Ania i Paweł poznali się jeszcze w szkole. Po kilku latach znajomości postanowili być razem i wyjechali do Holandii za pracą. Rodzice Ani bardzo za nią tęsknili, odkąd dziewczyna opuściła rodzinną wieś. Pewnego dnia córka zadzwoniła do nich i powiedziała:
– Mamo, wracamy do Polski, weźmiemy ślub!
Janina nie mogła powstrzymać łez. Cieszyła się, że po kilku latach zobaczy swoje dziecko, oraz z planowanego ślubu. Jednocześnie bardzo się zmartwiła.
-Leszek. Nasza córka wraca, będzie ślub! Cóż za wiadomość, prawda?
Przez cały następny dzień rodzina Ani przygotowywała się do spotkania z nią oraz jej partnerem. Matka i ojciec byli jednocześnie szczęśliwi i zestresowani, cieszyli się, że zobaczą się z córką i spędzą z nią czas po tylu latach nieobecności. Informacja o ślubie była dla nich jednak niespodzianką, Ania zawsze miała trudności z nawiązywaniem relacji, chorowała na depresję, przez co jej zachowanie bywało bardzo zmienne. Wspierali ją pomimo ciągłego strachu. Wierzyli, że ich córka będzie miała dobre życie.
W końcu długo oczekiwani goście pojawili się na miejscu, rodzice od razu wyszli przed dom, by ich przywitać. Matka zauważyła, że przyszły zięć nie jest w dobrym nastroju, zapytała córkę o powód.
-To nic, przejdzie mu.-Odpowiedziała.
Odpowiedź córki zaniepokoiła Janinę jeszcze bardziej. Postanowiła zapytać Pawła:
-Czemu stoisz w progu, zamiast usiąść? I co to za smętna mina?
– Siadaj, co Ci jest?- Ania zapytała ze zdziwieniem.
-Nie chce ciągnąć tego dłużej. Pięć lat temu wasza córka odeszła z domu, a teraz musi do niego wrócić. Ja się z nią nie ożenię!
W domu zapanowała cisza. Przyszli teściowie nie mogli zrozumieć, o czym mówi Paweł.
-Żartujesz sobie? Przecież jesteśmy zaręczeni od 2 lat! Chciałeś tego ślubu!
-Tak, ale to było dawno, wtedy nie wiedziałem o Tobie tyle, co dziś. Nie da się z Tobą wytrzymać, nie chce z Tobą być.
-Ależ dzieci, spokojnie. W każdym związku czasami coś się psuje, ale żeby od razu się rozstawać? Porozmawiajcie spokojnie.
–Ja naprawdę nie mam już siły do Pani córki. Byliśmy szczęśliwi, jednak szybko okazało się, jaka jest. Nie da się z nią wytrzymać. Bez powodu wpada w szał, ubliża mi i próbuje mną manipulować. W dodatku ta jej chorobliwa zazdrość jest nie do zniesienia, nie mogę wyjść nigdzie sam.
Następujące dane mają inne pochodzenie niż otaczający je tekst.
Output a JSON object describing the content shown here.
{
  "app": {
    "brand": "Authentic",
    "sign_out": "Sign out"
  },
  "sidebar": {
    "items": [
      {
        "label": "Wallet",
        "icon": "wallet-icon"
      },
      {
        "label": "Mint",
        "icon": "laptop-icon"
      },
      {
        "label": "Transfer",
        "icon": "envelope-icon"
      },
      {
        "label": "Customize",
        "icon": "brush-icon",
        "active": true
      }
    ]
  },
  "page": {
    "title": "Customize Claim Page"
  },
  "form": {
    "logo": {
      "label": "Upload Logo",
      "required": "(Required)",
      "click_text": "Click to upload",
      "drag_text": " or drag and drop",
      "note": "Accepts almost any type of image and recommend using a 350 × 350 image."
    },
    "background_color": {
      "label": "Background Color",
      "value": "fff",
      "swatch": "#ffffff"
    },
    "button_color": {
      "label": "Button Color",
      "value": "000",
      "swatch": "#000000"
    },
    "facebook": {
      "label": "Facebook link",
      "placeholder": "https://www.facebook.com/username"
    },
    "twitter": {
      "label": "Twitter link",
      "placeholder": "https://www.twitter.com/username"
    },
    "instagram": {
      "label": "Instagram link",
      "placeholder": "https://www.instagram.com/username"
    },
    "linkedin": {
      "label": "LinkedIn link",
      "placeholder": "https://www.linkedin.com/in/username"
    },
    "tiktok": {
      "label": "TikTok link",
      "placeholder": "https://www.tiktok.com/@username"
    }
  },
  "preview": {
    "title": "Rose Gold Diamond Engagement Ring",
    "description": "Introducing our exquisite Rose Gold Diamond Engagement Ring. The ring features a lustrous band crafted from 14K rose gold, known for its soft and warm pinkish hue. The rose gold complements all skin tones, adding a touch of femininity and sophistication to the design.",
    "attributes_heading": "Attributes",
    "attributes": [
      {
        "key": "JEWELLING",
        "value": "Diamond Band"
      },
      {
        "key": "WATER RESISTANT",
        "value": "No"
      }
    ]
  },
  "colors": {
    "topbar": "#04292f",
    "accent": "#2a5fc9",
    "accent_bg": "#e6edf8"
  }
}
Nawet do supermarketu musimy chodzić zawsze razem, bo inaczej robi mi awantury i zarzuca zdrady. W dodatku ostatnio po kłótni nałykała się tabletek i straszyła mnie, że się zabije. Po tej sytuacji postanowiłem odejść i powiedziałem jej o tym, a ona prawie rzuciła się pod samochód! Nie chcę żyć z kimś takim, powinna się leczyć. Wszystkiego dobrego, wychodzę.
-Jeśli teraz wyjdziesz, to znów to zrobię, przysięgam!-Krzyczała za nim Ania.
Paweł nie słyszał już tych słów, spojrzał tylko przez okno na nią i jej rodziców.
Dziewczyna wpadła w histerię, później przyznała się matce do wszystkiego, o czym mówił jej ukochany.
Po rozstaniu z Pawłem Ania przez kilka miesięcy przebywała u rodziców. Namówili ją do tego, aby dopilnować, by po raz kolejny nie zrobiła czegoś głupiego. Jednak pewnej niedzieli Ania wymknęła się z domu po obiedzie, gdy rodzice wyszli na spacer. Odnaleźli ją leżącą na przydomowym tarasie w opłakanym stanie.
Przez rozstanie z Pawłem dziewczyna kompletnie się załamała. Kolejne tygodnie spędziła na terapii, a rodzice cały czas dbali o nią i starali się pomagać jej stanąć na nogi.
W życiu ich córki pojawił się starszy o 11 lat mężczyzna, którego poznała w pracy. Dwa lata później zamieszkali razem w jego domu na Słowacji, skąd pochodził.
Dziś Ania jest matką bliźniaków, nadal uczęszcza na terapię i stara się radzić sobie z chorobą.